Walker didn’t release the actual question or who answered it, but he squeezed news out of it. It’s from a February poll, one that Jim Lottsfeldt, a Democratic-focused strategist, was shopping around to politicos several weeks ago. Lottsfeldt partners with Patinkin Research and lives and works much of the time in Portland.
Patinkin, which recently did work for the Stand for Salmon initiative to shut down development in Alaska, gives Walker/Mallott a 3 percent lead over contenders Mike Dunleavy and Kevin Meyer. Dunleavy is a Republican candidate for governor, and Meyer is a Republican candidate for lieutenant governor.
That 3 percent advantage is within the margin of error for any poll with a sample size of 1,200.

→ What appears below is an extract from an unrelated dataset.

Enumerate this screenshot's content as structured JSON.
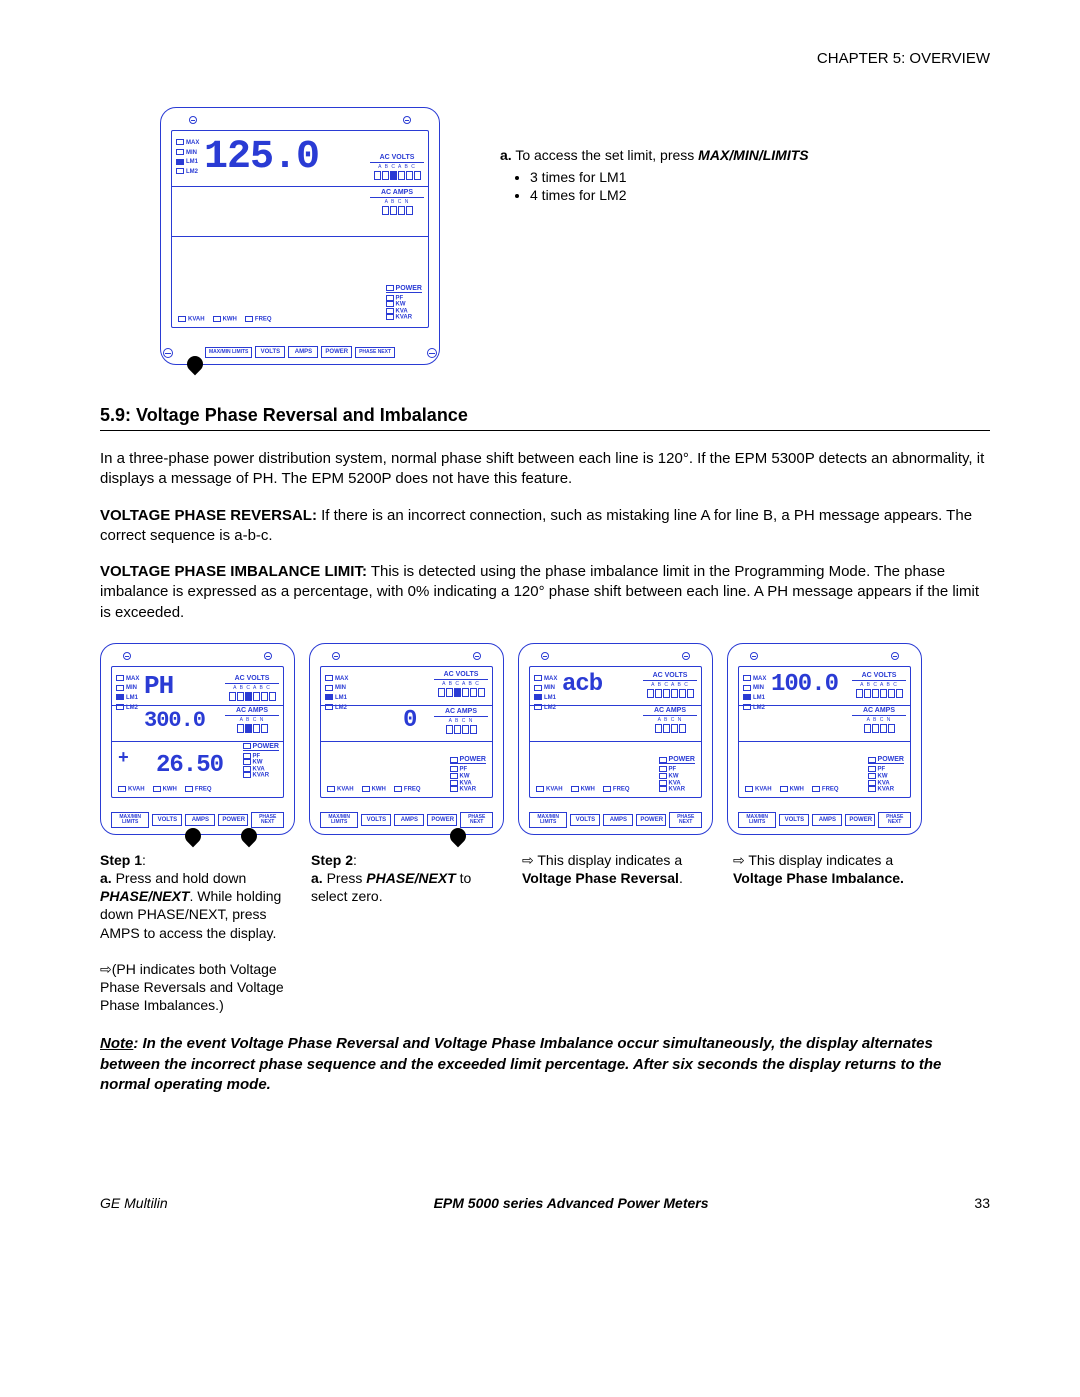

But the Patinkin poll contacted just 600 respondents, according to Walker/Mallott. That means the poll likely has a greater margin of error than the three-point victory that Walker is claiming.
The Walker campaign called it a striking result. Some 50 percent of Democrats support Walker, according to the poll.

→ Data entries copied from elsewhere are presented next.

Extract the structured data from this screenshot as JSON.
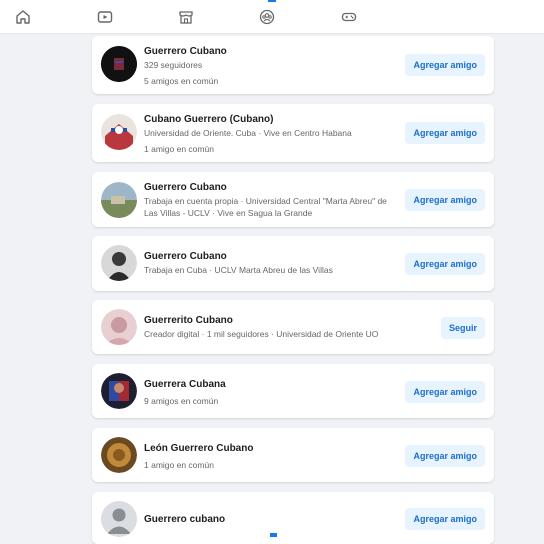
{
  "nav": {
    "items": [
      {
        "icon": "home-icon"
      },
      {
        "icon": "video-icon"
      },
      {
        "icon": "marketplace-icon"
      },
      {
        "icon": "groups-icon"
      },
      {
        "icon": "gaming-icon"
      }
    ],
    "accent": "#1877f2"
  },
  "results": [
    {
      "name": "Guerrero Cubano",
      "line1": "329 seguidores",
      "line2": "5 amigos en común",
      "button": "Agregar amigo"
    },
    {
      "name": "Cubano Guerrero (Cubano)",
      "line1": "Universidad de Oriente. Cuba · Vive en Centro Habana",
      "line2": "1 amigo en común",
      "button": "Agregar amigo"
    },
    {
      "name": "Guerrero Cubano",
      "line1": "Trabaja en cuenta propia · Universidad Central \"Marta Abreu\" de Las Villas - UCLV · Vive en Sagua la Grande",
      "line2": "",
      "button": "Agregar amigo"
    },
    {
      "name": "Guerrero Cubano",
      "line1": "Trabaja en Cuba · UCLV Marta Abreu de las Villas",
      "line2": "",
      "button": "Agregar amigo"
    },
    {
      "name": "Guerrerito Cubano",
      "line1": "Creador digital · 1 mil seguidores · Universidad de Oriente UO",
      "line2": "",
      "button": "Seguir"
    },
    {
      "name": "Guerrera Cubana",
      "line1": "9 amigos en común",
      "line2": "",
      "button": "Agregar amigo"
    },
    {
      "name": "León Guerrero Cubano",
      "line1": "1 amigo en común",
      "line2": "",
      "button": "Agregar amigo"
    },
    {
      "name": "Guerrero cubano",
      "line1": "",
      "line2": "",
      "button": "Agregar amigo"
    }
  ]
}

But that’s his base, and it means 50 percent of Democrats are not supporting him, political pundits said this morning.
And fully 64 percent of all respondents are not with the Walker/Mallott camp — or are not yet willing to commit.

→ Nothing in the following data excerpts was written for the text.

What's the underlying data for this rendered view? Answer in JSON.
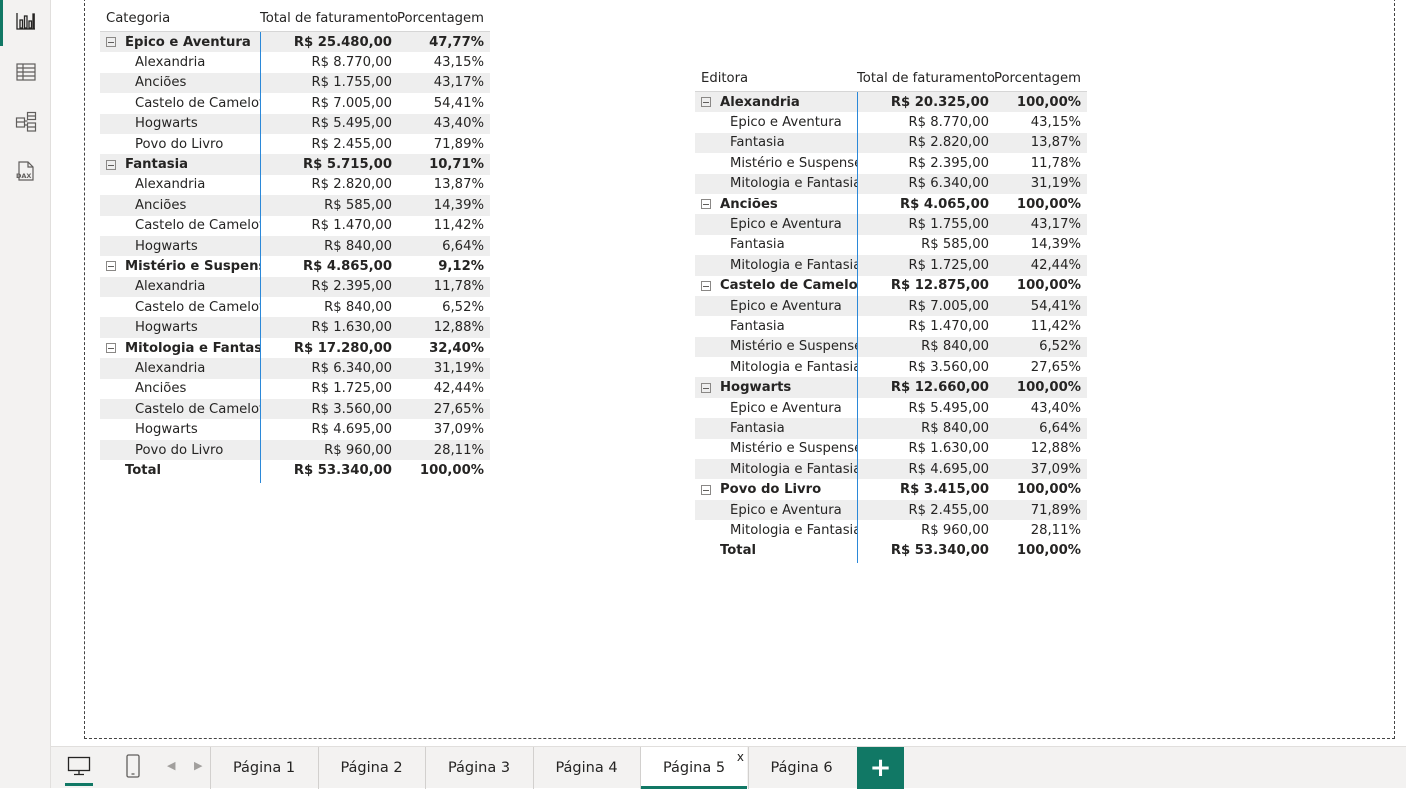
{
  "rail": {
    "items": [
      {
        "name": "report-view",
        "icon": "bar-chart-icon"
      },
      {
        "name": "data-view",
        "icon": "table-grid-icon"
      },
      {
        "name": "model-view",
        "icon": "model-diagram-icon"
      },
      {
        "name": "dax-view",
        "icon": "dax-query-icon",
        "label": "DAX"
      }
    ]
  },
  "matrix1": {
    "headers": [
      "Categoria",
      "Total de faturamento",
      "Porcentagem"
    ],
    "rows": [
      {
        "label": "Épico e Aventura",
        "total": "R$ 25.480,00",
        "pct": "47,77%",
        "level": 0
      },
      {
        "label": "Alexandria",
        "total": "R$ 8.770,00",
        "pct": "43,15%",
        "level": 1
      },
      {
        "label": "Anciões",
        "total": "R$ 1.755,00",
        "pct": "43,17%",
        "level": 1
      },
      {
        "label": "Castelo de Camelot",
        "total": "R$ 7.005,00",
        "pct": "54,41%",
        "level": 1
      },
      {
        "label": "Hogwarts",
        "total": "R$ 5.495,00",
        "pct": "43,40%",
        "level": 1
      },
      {
        "label": "Povo do Livro",
        "total": "R$ 2.455,00",
        "pct": "71,89%",
        "level": 1
      },
      {
        "label": "Fantasia",
        "total": "R$ 5.715,00",
        "pct": "10,71%",
        "level": 0
      },
      {
        "label": "Alexandria",
        "total": "R$ 2.820,00",
        "pct": "13,87%",
        "level": 1
      },
      {
        "label": "Anciões",
        "total": "R$ 585,00",
        "pct": "14,39%",
        "level": 1
      },
      {
        "label": "Castelo de Camelot",
        "total": "R$ 1.470,00",
        "pct": "11,42%",
        "level": 1
      },
      {
        "label": "Hogwarts",
        "total": "R$ 840,00",
        "pct": "6,64%",
        "level": 1
      },
      {
        "label": "Mistério e Suspense",
        "total": "R$ 4.865,00",
        "pct": "9,12%",
        "level": 0
      },
      {
        "label": "Alexandria",
        "total": "R$ 2.395,00",
        "pct": "11,78%",
        "level": 1
      },
      {
        "label": "Castelo de Camelot",
        "total": "R$ 840,00",
        "pct": "6,52%",
        "level": 1
      },
      {
        "label": "Hogwarts",
        "total": "R$ 1.630,00",
        "pct": "12,88%",
        "level": 1
      },
      {
        "label": "Mitologia e Fantasia",
        "total": "R$ 17.280,00",
        "pct": "32,40%",
        "level": 0
      },
      {
        "label": "Alexandria",
        "total": "R$ 6.340,00",
        "pct": "31,19%",
        "level": 1
      },
      {
        "label": "Anciões",
        "total": "R$ 1.725,00",
        "pct": "42,44%",
        "level": 1
      },
      {
        "label": "Castelo de Camelot",
        "total": "R$ 3.560,00",
        "pct": "27,65%",
        "level": 1
      },
      {
        "label": "Hogwarts",
        "total": "R$ 4.695,00",
        "pct": "37,09%",
        "level": 1
      },
      {
        "label": "Povo do Livro",
        "total": "R$ 960,00",
        "pct": "28,11%",
        "level": 1
      }
    ],
    "total": {
      "label": "Total",
      "total": "R$ 53.340,00",
      "pct": "100,00%"
    }
  },
  "matrix2": {
    "headers": [
      "Editora",
      "Total de faturamento",
      "Porcentagem"
    ],
    "rows": [
      {
        "label": "Alexandria",
        "total": "R$ 20.325,00",
        "pct": "100,00%",
        "level": 0
      },
      {
        "label": "Épico e Aventura",
        "total": "R$ 8.770,00",
        "pct": "43,15%",
        "level": 1
      },
      {
        "label": "Fantasia",
        "total": "R$ 2.820,00",
        "pct": "13,87%",
        "level": 1
      },
      {
        "label": "Mistério e Suspense",
        "total": "R$ 2.395,00",
        "pct": "11,78%",
        "level": 1
      },
      {
        "label": "Mitologia e Fantasia",
        "total": "R$ 6.340,00",
        "pct": "31,19%",
        "level": 1
      },
      {
        "label": "Anciões",
        "total": "R$ 4.065,00",
        "pct": "100,00%",
        "level": 0
      },
      {
        "label": "Épico e Aventura",
        "total": "R$ 1.755,00",
        "pct": "43,17%",
        "level": 1
      },
      {
        "label": "Fantasia",
        "total": "R$ 585,00",
        "pct": "14,39%",
        "level": 1
      },
      {
        "label": "Mitologia e Fantasia",
        "total": "R$ 1.725,00",
        "pct": "42,44%",
        "level": 1
      },
      {
        "label": "Castelo de Camelot",
        "total": "R$ 12.875,00",
        "pct": "100,00%",
        "level": 0
      },
      {
        "label": "Épico e Aventura",
        "total": "R$ 7.005,00",
        "pct": "54,41%",
        "level": 1
      },
      {
        "label": "Fantasia",
        "total": "R$ 1.470,00",
        "pct": "11,42%",
        "level": 1
      },
      {
        "label": "Mistério e Suspense",
        "total": "R$ 840,00",
        "pct": "6,52%",
        "level": 1
      },
      {
        "label": "Mitologia e Fantasia",
        "total": "R$ 3.560,00",
        "pct": "27,65%",
        "level": 1
      },
      {
        "label": "Hogwarts",
        "total": "R$ 12.660,00",
        "pct": "100,00%",
        "level": 0
      },
      {
        "label": "Épico e Aventura",
        "total": "R$ 5.495,00",
        "pct": "43,40%",
        "level": 1
      },
      {
        "label": "Fantasia",
        "total": "R$ 840,00",
        "pct": "6,64%",
        "level": 1
      },
      {
        "label": "Mistério e Suspense",
        "total": "R$ 1.630,00",
        "pct": "12,88%",
        "level": 1
      },
      {
        "label": "Mitologia e Fantasia",
        "total": "R$ 4.695,00",
        "pct": "37,09%",
        "level": 1
      },
      {
        "label": "Povo do Livro",
        "total": "R$ 3.415,00",
        "pct": "100,00%",
        "level": 0
      },
      {
        "label": "Épico e Aventura",
        "total": "R$ 2.455,00",
        "pct": "71,89%",
        "level": 1
      },
      {
        "label": "Mitologia e Fantasia",
        "total": "R$ 960,00",
        "pct": "28,11%",
        "level": 1
      }
    ],
    "total": {
      "label": "Total",
      "total": "R$ 53.340,00",
      "pct": "100,00%"
    }
  },
  "tabs": {
    "pages": [
      "Página 1",
      "Página 2",
      "Página 3",
      "Página 4",
      "Página 5",
      "Página 6"
    ],
    "active_index": 4,
    "close_label": "x",
    "add_label": "+"
  },
  "colors": {
    "accent": "#117865",
    "divider": "#2b88d8",
    "band": "#eeeeee"
  }
}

That is actually the most striking news of all, said Tuckerman Babcock, chairman of the Alaska Republican Party: An incumbent whose face is in the daily news cycle does not yet have the confidence of 64 percent of the electorate.
“Even their own propaganda poll they are pushing shows 64 percent of Alaskans want someone else. The best he could do is a third of the vote? In the most biased polling he could buy, it still confirms what other legitimate polls have shown, and that is how hopeless his campaign is this year,” Babcock said.
The poll is a clear shot at Mark Begich, the former mayor of Anchorage and former U.S. Senator, who is making the rounds and lining up commitments. Walker is worried that Begich is jumping in as a Democratic challenger and is trying to signal to Begich that he has half of his voters.
And to release this poll is an indication that his campaign either thinks Dunleavy is the frontrunner on the GOP ticket or is trying to push him as such for Walker’s own strategic calculations. Perhaps Walker’s campaign thinks he can beat Dunleavy in the General Election, but not Scott Hawkins or Mike Chenault, the two other Republican candidates.
It’s also an indication that Walker intends to stay unaffiliated, rather than join the Democrat primary ballot.
“To share a poll to show that you are ‘in the running’ when every reputable poll shows ‘you’re done’ is a sign of desperation. I hope the governor’s whole campaign is based on his fantasy.” – Tuckerman Babcock, Alaska Republican Party
“We are excited and humbled by the momentum the Dunleavy campaign continues to build,” said Brett Huber, campaign manager for Alaskans for Dunleavy. “We’ll continue to share Mike’s message for an optimistic future for Alaska. In the end, the only poll that matters is the one in November, when voters make their choice.”